3. A Summary of Human History: Man was born for greatness: He was created in the image and likeness of God. The collection of names in Matthew’s genealogy is arranged in three groups, as if to make a statement about human history. (1) Abraham, through his obedience, deepened the covenant with God. Man was born and raised up to be a king. (2) Yet man turned out to be a tyrant. He abused the freedom God had given him, defying, disobeying and turning his back on his Creator. With tears in his eyes, the Father watched his prodigal son depart into exile. (3) However, God did not write human history to end in tragedy. He sent his Son into the world to help man regain his greatness: to rise him up to greater heights, to become sons of God. History is not a road leading nowhere; its goal is for us to be in heaven with God. So it’s not enough for us to know our origin is in the love of God the Father and our salvation is in Jesus Christ. We need to cooperate with the Holy Spirit in bringing about God’s gracious plan. We can invest our time to bring about Christ’s Kingdom in the workplace, in our homes and in society.

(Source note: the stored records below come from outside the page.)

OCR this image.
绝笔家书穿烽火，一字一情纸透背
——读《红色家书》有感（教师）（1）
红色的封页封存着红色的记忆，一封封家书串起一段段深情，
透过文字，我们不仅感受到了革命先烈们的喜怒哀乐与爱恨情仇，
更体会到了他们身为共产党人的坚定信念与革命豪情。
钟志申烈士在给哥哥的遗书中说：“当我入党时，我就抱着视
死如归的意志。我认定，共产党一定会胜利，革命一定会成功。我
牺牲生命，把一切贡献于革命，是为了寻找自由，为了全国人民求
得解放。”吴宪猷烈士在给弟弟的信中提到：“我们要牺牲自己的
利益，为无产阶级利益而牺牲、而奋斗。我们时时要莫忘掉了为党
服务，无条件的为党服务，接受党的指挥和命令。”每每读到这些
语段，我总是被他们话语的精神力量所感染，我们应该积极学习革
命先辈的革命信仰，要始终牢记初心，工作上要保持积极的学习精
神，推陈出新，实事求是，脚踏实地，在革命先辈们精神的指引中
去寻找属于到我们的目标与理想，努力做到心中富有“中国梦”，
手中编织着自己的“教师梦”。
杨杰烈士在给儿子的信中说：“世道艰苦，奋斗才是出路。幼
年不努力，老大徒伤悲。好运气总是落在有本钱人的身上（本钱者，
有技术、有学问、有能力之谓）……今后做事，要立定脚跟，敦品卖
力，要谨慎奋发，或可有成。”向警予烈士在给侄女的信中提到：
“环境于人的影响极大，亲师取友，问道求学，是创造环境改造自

Conversation with Christ: Lord, your birth this Christmas is the center and culmination of human history. I thank you for the gift of life, for the mission you have entrusted to me, for granting me the possibility of recovering my dignity, and for adopting me as your child. I know my weakness and the mire I am capable of descending into –– without the help of your grace. I offer you this day and every day of my life as a gift of love to you. May this gift be always pleasing in your sight.
Resolution: Today I will examine my conscience and prepare my soul to make a good confession, so that my heart might be a worthy dwelling for the baby Jesus who is coming.